We need to let the person bear the weight of their bad choice or behavior. When we quickly brush it off or act as if it never happened, we take away a life-changing experience.
Enabling doesn’t just happen with addictions. Many times parents enable their teenagers in ways that take away life-changing experiences too. For instance, when a teen doesn’t get their homework in on time, there are consequences. But if a hovering parent takes responsibility to make sure the homework is handed in, then the parent is enabling bad behavior. The parent is taking away natural consequences.
One family came to me frustrated over their twenty-eight-year-old son who has never worked, lives in their basement, sleeps until noon every day and goes out every night. When I asked how their son affords going out, they said, “He is always asking us for money!” Well, giving the son money, feeding their son, having no requirements for continuing to live under their roof is enabling their son to do what he is doing. They need to change their behavior if they expect different results. With some coaching, they created a plan for dealing with their son which involved giving him no money, requiring that he get a job or he would have to move out, and he had to mow the lawn weekly as part of his family responsibility. Within six months, their son was employed full-time and enrolled in school. He had been too comfortable because his parents enabled him to be that way. Not all situations turn out quite this well though and many times it takes years to change the direction of a relationship.
When bad things happen and we experience consequences, we are far less apt to do the same behavior again. This natural cause and effect lesson doesn’t get learned when we intercede by “helping out.”
For instance, when someone gets arrested for Driving Under the Influence (DUI) or Driving While Intoxicated (DWI) and they call you to bail them out of jail, they are asking you to lessen the consequence of their actions. If you bail them out, you are enabling them to get away with paying less than the full price for their bad choice. Sadly, many people not only bail the loved-one out of jail but they also pay for the defense attorney! Many times there is a promise to repay the attorney expense but that’s not the point. An individual makes a mistake and they need to experience the full consequence of that mistake in order to truly learn from it.
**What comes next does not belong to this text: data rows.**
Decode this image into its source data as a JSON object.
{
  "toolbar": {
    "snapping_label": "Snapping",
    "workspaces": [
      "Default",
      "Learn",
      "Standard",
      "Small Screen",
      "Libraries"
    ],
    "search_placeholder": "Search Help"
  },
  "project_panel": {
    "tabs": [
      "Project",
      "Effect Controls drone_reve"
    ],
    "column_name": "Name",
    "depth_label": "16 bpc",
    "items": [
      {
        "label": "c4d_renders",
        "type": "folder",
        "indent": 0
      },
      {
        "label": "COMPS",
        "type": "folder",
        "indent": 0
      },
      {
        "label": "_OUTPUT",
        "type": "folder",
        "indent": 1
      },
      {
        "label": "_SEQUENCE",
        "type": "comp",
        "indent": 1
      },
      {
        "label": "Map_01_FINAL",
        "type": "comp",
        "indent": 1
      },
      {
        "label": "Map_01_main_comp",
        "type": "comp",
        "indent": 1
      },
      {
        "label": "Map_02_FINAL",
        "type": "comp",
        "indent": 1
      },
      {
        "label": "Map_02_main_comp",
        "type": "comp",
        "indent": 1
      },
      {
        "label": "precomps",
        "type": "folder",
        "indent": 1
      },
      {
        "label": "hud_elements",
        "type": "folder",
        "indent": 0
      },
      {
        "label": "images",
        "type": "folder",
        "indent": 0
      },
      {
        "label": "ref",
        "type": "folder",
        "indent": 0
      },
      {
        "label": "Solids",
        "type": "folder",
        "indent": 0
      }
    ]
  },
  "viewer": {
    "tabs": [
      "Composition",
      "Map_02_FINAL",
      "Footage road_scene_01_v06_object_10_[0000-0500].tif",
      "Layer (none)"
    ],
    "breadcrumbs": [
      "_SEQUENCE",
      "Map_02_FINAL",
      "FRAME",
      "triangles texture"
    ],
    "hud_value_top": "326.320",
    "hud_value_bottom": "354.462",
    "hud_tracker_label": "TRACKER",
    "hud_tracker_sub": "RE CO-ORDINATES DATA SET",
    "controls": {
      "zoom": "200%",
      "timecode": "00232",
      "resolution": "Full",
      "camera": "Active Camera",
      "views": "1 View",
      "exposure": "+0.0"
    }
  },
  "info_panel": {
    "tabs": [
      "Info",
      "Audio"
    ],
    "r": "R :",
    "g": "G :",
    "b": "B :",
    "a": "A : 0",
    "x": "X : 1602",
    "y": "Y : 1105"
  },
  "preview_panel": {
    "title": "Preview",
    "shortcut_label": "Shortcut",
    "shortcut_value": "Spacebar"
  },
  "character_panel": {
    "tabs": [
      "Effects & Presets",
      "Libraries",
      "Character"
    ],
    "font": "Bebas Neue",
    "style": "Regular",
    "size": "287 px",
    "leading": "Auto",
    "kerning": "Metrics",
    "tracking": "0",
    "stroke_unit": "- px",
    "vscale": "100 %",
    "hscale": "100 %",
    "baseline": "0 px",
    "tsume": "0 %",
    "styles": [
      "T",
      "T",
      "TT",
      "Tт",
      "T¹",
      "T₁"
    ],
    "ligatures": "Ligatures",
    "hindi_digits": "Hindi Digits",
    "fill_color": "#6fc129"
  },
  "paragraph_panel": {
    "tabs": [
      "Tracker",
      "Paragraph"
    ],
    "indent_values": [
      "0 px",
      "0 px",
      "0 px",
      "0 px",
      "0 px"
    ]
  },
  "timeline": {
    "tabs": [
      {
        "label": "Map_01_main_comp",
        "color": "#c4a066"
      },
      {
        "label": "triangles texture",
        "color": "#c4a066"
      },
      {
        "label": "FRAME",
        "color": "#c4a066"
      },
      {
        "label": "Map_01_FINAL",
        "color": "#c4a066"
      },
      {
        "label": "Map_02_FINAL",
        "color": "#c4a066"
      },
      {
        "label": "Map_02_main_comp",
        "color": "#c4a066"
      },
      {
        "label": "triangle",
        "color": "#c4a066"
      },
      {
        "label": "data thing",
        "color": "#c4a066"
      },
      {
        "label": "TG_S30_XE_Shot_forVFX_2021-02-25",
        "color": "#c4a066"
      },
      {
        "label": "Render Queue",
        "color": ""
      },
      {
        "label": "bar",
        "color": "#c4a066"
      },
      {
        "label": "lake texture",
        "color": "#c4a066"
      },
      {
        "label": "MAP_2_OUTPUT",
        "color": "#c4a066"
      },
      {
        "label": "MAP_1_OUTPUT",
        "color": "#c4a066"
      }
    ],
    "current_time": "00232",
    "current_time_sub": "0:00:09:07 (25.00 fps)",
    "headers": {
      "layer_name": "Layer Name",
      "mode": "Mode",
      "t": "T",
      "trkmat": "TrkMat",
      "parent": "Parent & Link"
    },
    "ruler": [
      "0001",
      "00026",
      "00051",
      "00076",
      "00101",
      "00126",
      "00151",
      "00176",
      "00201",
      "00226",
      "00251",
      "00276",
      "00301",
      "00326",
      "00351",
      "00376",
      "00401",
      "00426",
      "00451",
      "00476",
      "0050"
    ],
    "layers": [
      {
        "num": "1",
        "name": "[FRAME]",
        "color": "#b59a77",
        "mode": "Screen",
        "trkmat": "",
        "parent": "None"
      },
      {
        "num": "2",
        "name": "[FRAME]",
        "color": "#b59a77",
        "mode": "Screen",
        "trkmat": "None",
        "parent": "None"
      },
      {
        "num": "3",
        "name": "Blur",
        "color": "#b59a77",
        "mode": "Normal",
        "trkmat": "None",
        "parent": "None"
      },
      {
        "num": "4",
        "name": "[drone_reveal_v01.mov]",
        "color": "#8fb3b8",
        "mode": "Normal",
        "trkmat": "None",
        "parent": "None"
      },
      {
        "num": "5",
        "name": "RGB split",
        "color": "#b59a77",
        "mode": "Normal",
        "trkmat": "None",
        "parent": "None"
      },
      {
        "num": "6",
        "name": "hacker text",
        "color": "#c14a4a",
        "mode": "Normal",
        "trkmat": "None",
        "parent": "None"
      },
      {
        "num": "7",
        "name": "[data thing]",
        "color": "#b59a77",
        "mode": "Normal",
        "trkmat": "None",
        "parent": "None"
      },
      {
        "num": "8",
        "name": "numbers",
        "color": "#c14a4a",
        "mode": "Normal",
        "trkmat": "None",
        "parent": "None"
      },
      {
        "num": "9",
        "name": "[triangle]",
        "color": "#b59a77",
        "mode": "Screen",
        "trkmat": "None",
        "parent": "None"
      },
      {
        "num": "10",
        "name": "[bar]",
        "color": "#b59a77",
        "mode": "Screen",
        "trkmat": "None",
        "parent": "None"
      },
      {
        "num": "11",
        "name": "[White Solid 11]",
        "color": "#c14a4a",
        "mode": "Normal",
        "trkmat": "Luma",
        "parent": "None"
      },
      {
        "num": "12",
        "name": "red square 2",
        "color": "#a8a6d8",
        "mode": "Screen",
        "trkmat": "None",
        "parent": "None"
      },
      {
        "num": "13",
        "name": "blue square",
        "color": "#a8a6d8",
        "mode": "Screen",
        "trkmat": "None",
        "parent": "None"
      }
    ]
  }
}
We give grace and forgiveness to our loved-one but we don’t take away the natural consequence. Many times an alcoholic will get multiple DWIs and still feel entitled to be “helped” by their family members. Enabling is when we give into guilt trips and manipulation that is not truth. Holding someone accountable takes courage. If you don’t muster up the courage to stand up to their guilt and manipulation, you will find yourself signing up to do rescuing them multiple times. The choice is yours.